4. STANDING FIRM IN OUR DECISIONS
a. Instead of being influenced by worldly friends and relatives, how should we make our decisions? 1 Co-rinthians 11:1; James 1:5; Psalm 119:105; Galatians 5:24.
“You allow the words of your relatives and special friends to influence your propositions and affect your decisions. You credit them too readily and incorporate their views into your own ideas and are too often led astray. . . . Your judgment, your feelings, your views, influence them, and, in turn, they influence you; and a strong current will be set flowing in a wrong direction unless you are all humble and thoroughly consecrated to God.”—Testimonies, vol. 3, p. 506.
“The precious lives God has given us are not to be molded by unbelieving relatives in a way to please the carnal mind, but to be spent in a manner which God can approve.”—Ibid., vol. 4, p. 236.

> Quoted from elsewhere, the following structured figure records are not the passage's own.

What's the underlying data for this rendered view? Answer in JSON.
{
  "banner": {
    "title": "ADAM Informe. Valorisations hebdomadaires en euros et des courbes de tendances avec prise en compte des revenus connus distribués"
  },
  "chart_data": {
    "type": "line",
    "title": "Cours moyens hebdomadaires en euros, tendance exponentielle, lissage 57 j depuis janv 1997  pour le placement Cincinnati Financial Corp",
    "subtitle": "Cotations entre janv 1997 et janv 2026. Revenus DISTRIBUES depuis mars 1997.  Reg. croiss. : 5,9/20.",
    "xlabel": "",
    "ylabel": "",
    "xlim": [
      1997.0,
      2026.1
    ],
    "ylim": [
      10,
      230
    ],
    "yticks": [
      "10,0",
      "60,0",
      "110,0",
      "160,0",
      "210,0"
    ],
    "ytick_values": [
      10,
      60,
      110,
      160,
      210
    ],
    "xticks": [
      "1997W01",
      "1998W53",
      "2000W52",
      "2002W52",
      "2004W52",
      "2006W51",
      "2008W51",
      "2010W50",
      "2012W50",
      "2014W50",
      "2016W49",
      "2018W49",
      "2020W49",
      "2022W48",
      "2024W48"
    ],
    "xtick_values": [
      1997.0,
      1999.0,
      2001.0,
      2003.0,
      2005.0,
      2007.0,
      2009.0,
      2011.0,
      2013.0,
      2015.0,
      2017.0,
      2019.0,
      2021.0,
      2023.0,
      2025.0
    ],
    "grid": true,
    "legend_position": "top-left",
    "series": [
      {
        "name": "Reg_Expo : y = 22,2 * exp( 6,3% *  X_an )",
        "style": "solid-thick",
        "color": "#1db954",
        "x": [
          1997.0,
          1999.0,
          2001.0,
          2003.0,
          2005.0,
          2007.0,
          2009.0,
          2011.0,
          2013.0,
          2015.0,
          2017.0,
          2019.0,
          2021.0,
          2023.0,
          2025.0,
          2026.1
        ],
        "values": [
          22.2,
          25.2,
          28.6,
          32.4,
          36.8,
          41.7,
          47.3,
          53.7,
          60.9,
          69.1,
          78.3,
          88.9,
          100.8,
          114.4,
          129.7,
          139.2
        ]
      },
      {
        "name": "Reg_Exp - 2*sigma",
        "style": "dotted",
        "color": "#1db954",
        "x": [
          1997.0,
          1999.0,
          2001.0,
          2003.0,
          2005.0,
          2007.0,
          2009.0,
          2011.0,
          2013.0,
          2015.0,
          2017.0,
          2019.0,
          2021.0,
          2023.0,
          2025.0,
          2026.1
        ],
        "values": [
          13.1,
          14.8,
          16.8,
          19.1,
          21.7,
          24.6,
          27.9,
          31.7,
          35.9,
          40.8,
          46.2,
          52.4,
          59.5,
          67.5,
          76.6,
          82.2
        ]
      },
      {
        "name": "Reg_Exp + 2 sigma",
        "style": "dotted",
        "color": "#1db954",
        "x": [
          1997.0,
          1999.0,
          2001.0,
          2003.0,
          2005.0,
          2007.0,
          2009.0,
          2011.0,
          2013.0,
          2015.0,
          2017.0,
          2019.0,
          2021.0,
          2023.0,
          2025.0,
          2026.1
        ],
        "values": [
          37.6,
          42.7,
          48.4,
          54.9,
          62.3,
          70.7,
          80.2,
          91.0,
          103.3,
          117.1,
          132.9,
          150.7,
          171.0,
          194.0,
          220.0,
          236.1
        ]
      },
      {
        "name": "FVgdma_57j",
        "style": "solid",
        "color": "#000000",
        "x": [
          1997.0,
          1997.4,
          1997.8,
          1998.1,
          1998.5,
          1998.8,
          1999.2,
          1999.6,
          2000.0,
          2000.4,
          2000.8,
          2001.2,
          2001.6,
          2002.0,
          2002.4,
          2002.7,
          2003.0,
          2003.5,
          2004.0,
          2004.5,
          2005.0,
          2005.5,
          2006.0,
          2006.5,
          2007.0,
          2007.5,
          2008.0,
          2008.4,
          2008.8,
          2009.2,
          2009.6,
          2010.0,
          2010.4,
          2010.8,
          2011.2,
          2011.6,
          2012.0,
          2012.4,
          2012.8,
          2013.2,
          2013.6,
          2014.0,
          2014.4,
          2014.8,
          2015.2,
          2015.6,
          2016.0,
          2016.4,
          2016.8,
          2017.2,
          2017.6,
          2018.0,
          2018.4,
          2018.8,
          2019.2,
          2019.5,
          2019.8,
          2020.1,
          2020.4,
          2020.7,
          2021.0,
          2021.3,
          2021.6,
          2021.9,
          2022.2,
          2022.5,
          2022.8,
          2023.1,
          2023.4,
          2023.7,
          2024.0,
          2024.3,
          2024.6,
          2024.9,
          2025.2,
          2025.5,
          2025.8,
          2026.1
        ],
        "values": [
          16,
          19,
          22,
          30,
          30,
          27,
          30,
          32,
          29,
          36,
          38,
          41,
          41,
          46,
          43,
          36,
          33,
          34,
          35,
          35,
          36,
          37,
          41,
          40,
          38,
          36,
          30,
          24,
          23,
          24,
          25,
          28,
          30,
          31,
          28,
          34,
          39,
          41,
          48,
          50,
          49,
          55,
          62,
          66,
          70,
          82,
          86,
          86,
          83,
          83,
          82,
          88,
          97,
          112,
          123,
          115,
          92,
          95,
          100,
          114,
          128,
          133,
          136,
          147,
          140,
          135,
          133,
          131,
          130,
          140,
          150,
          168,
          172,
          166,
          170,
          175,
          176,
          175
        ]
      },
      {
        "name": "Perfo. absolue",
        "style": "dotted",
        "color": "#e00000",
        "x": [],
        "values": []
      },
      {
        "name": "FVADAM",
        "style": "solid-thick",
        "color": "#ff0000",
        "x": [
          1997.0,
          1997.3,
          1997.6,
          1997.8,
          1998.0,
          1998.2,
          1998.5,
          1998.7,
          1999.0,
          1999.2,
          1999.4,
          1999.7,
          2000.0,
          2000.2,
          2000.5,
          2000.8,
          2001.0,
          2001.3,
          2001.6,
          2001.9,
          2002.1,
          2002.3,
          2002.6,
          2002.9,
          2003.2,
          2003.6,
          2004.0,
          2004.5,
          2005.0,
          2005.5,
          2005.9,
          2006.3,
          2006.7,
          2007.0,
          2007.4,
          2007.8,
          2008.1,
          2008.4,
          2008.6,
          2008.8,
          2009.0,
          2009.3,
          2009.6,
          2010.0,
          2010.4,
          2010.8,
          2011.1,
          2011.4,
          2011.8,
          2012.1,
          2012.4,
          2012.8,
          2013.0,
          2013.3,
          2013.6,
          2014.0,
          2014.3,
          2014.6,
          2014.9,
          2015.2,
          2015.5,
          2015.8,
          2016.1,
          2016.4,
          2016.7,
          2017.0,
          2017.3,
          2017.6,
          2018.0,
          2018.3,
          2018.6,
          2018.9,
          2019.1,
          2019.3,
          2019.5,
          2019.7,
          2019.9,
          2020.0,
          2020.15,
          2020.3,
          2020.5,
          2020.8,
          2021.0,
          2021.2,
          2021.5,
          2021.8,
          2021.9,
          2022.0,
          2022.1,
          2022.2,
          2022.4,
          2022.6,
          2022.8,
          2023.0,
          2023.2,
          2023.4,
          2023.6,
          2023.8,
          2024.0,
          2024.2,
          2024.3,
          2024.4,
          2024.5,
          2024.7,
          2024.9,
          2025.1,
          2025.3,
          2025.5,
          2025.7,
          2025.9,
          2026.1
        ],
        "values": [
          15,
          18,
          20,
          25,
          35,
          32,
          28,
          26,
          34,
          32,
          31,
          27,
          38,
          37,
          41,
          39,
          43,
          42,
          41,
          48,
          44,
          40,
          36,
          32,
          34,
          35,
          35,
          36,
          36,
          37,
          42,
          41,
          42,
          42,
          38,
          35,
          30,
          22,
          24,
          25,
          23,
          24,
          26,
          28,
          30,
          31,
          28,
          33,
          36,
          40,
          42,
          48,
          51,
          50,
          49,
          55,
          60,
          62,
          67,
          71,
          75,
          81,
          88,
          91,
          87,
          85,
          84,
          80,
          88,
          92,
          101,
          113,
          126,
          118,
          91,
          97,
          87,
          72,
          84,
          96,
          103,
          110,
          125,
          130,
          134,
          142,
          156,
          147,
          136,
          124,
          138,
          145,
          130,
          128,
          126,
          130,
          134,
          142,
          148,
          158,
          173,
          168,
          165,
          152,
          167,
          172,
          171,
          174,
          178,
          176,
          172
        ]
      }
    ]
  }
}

b. What responsibility has been given to parents regarding their own children? Proverbs 22:6. How can friends and relatives hinder this work?
“Be careful how you relinquish the government of your children to others. No one can properly relieve you of your God-given responsibility. . . . Men and women should pay all the respect and deference due to their parents; but in the matter of the management of their own children, they should allow no interference, but hold the reins of government in their own hands.”—Child Guidance, p. 288.
c. What warning is given to those who do not maintain their Christian principles wherever they are? James 1:6 (second part), 8.
“May God give every man a sense of his own personal helplessness to steer his own vessel straight and safely into the harbor. The grace of Christ is essential every day. His matchless grace alone can save our feet from falling.”—The SDA Bible Commentary [E. G. White Comments], vol. 6, p. 1109.
“Never yield the truth to please anyone. Be decided, be fixed, be established, be not of a doubtful mind.”—Spiritual Gifts, vol. 2, p. 266.
5. A SPECIAL WORK
a. What work is there for those who live in divided homes? 1 Corinthians 7:12–14, 16.
“We receive many letters soliciting advice. One mother says her husband is an unbeliever. She has children, but they are taught by the father to disrespect the mother. She is deeply burdened for her children. She does not know what course she can pursue. She then expresses her anxiety to do something in the cause of God, and inquires if I think she has a duty to leave her family, if she is convinced she can do no good to them.
“I would answer: My sister, I cannot see how you could be clear before the Lord and leave your husband and your children. I cannot think you would feel that you could do this yourself. . . . I am sure that it must be your duty to care for your own children. This is your field where you have your appointed work. . . .
“Because Satan uses the father of your children to counteract your work, do not be discouraged; do not give up the conflict. Do as you wish them to do. Treat your husband with kindness at all times and on all occasions, and bind your children to your heart with the cords of love. . . .
“This makes your work plain, to let your light shine in the household where Satan is at work to secure your children to himself. . . . Talk not and plead not for the sympathy of your husband and your children, but simply live the life of Christ. In words, in spirit, in character, in meekness, in patience and forbearance, in cheerfulness, be a signpost pointing out the way, the path that leads heavenward.”—Testimonies on Sexual Behavior, pp. 44, 45.
PERSONAL REVIEW QUESTIONS
1. If we love God supremely, how will we treat others? Who will we be careful not to neglect?
2. To which group of people do we owe our first duty? Is this our only duty?
3. How can we have a positive influence on our unbelieving relatives?
4. Who should hold the reins of government over the children? Why?
5. What missionary work is there for a parent who lives in a divided home?